BRIEF DESCRIPTION OF DRAWINGS
[0017] FIG. 1 is a schematic diagram of an apparatus for forming a
transparent fluorine film according to an embodiment of the present
invention.
[0018] FIG. 2 is a flow diagram illustrating a method for forming a
transparent fluorine film according to an embodiment of the present
invention.
[0019] FIGS. 3A, 3B and 3C are a plan view, a cross-sectional view
and a plane photo of a transparent fluorine film according to an
embodiment of the present invention, respectively.
[0020] FIG. 4 is a graph showing X-ray diffraction patterns
indicating phase analysis results after pre-treatment of YF3 powder
according to an embodiment of the present invention.
[0021] FIGS. 5A and 5B are graphs showing transmissivity of a YF3
transparent fluorine film using YF3 powder pre-treated according to
an embodiment of the present invention depending on wavelengths and
thicknesses, respectively.
[0022] FIG. 6 is a graph showing energy-dispersive X-ray
spectroscopy (EDS) analysis results of a YF3 transparent fluorine
film according to an embodiment of the present invention.
[0023] FIGS. 7A and 7B show microscopic images showing YF3 powder
used for a YF3 transparent fluorine film according to an embodiment
of the present invention.
[0024] FIG. 8 is a graph showing physical properties of YF3 powder
for forming a transparent fluorine film according to an embodiment
of the present invention.
[0025] FIG. 9 is a graph showing hardness data of a transparent
fluorine film according to an embodiment of the present
invention.
BEST MODE FOR CARRYING OUT THE INVENTION
[0026] Hereinafter, a preferred embodiment of the present invention
will be described in detail.
[0027] Various embodiments of the present invention may be embodied
in many different forms and should not be construed as being
limited to the example embodiments set forth herein. Rather, these
example embodiments of the disclosure are provided so that this
disclosure will be thorough and complete and will convey inventive
concepts of the disclosure to those skilled in the art.
[0028] The terminology used herein is for the purpose of describing
particular embodiments only and is not intended to be limiting of
the disclosure. As used herein, the singular forms are intended to
include the plural forms as well, unless the context clearly
indicates otherwise. It will be further understood that the terms
"comprise" and/or "comprising," when used in this specification,
specify the presence of stated features, numbers, steps,
operations, elements, and/or components, but do not preclude the
presence or addition of one or more other features, numbers, steps,
operations, elements, components, and/or groups thereof.
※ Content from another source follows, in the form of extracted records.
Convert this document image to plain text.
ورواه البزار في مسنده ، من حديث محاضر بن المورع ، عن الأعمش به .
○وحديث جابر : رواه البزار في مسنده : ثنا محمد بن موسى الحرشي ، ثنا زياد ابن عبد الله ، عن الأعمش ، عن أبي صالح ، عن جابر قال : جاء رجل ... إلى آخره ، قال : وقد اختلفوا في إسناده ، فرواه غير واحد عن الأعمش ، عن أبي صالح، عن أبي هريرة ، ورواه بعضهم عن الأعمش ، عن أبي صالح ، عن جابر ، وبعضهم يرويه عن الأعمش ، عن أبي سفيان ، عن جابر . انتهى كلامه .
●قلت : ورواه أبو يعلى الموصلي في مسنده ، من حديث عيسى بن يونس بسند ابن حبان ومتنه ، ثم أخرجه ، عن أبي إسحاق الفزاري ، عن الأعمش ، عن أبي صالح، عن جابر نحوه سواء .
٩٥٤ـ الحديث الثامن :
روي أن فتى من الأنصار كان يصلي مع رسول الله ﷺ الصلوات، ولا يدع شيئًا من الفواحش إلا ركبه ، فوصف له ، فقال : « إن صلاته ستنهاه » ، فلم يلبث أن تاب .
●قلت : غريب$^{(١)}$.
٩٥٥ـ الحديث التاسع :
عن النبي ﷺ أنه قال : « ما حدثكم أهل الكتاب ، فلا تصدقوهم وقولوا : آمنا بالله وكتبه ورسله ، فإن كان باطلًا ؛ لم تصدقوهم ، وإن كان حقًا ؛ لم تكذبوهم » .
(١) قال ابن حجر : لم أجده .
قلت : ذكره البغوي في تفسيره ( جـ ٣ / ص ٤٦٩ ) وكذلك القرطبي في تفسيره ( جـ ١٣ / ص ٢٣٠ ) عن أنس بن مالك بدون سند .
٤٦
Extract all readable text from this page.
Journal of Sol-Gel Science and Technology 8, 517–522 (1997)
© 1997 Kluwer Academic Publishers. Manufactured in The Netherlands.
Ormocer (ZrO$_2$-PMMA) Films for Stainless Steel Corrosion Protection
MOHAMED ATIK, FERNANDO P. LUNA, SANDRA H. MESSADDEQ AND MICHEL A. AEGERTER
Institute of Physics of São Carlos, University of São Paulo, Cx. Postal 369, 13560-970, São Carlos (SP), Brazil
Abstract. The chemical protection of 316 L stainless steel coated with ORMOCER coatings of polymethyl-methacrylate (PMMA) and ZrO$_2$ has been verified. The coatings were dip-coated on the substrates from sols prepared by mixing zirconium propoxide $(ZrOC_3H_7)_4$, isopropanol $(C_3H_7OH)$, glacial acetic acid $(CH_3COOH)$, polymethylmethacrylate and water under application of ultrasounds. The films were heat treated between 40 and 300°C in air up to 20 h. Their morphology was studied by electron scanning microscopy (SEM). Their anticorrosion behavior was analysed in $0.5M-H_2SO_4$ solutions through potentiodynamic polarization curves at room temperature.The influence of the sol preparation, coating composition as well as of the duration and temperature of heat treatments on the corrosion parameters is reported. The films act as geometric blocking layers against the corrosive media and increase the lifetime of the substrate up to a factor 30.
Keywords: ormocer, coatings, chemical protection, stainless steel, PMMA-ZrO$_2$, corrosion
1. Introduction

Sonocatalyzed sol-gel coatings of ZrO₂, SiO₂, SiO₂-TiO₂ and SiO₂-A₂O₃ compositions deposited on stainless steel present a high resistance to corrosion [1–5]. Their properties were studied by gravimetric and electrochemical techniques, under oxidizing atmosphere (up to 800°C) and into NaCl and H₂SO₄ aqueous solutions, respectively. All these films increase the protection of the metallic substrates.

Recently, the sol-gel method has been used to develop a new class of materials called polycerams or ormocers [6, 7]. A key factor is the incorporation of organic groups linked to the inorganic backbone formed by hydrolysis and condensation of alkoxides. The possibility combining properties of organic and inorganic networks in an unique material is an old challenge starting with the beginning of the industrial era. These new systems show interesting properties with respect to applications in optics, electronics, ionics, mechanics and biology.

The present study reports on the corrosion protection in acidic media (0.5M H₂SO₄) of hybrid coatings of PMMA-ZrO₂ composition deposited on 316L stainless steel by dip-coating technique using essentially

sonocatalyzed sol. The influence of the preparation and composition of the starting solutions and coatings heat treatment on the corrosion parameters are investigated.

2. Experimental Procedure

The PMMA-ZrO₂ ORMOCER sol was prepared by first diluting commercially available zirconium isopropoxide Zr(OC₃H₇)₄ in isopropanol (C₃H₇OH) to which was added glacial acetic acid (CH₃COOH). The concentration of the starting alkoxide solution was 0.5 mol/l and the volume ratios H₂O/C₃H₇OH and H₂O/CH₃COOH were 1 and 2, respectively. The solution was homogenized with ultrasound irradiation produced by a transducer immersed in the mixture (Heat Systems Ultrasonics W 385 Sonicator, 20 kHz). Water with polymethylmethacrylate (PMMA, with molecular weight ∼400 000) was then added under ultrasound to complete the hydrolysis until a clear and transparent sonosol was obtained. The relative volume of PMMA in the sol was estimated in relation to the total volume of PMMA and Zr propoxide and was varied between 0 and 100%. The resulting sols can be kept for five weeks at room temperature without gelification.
In
addition, as used herein, the term "and/or" includes any and all
combinations of one or more of the associated listed items.
[0029] FIG. 1 is a schematic diagram of an apparatus for forming a
transparent fluorine film according to an embodiment of the present
invention, and FIG. 2 is a flow diagram illustrating a method for
forming a transparent fluorine film according to an embodiment of
the present invention.
[0030] As shown in FIG. 1, the YF3 transparent fluorine film
forming apparatus 200 according to the present invention includes a
transport gas supply unit 210, a powder supply unit 220 storing and
supplying YF3 powder, a transport pipe 222 for transporting the YF3
powder in aerosol form at a high speed using a transport gas
received from the powder supply unit 220, a nozzle 232 for
coating/stacking or spraying the YF3 powder from the transport pipe
222 on a substrate 231, and a processing chamber 230 for colliding
and crushing the YF3 powder from the nozzle 232 against a surface
of the substrate 231 and forming the YF3 transparent fluorine film
having a predetermined thickness. Here, the aerosol form means that
the YF3 powder having a diameter in the range from about 0.1 .mu.m
to about 10 .mu.m is dispersed in the transport gas.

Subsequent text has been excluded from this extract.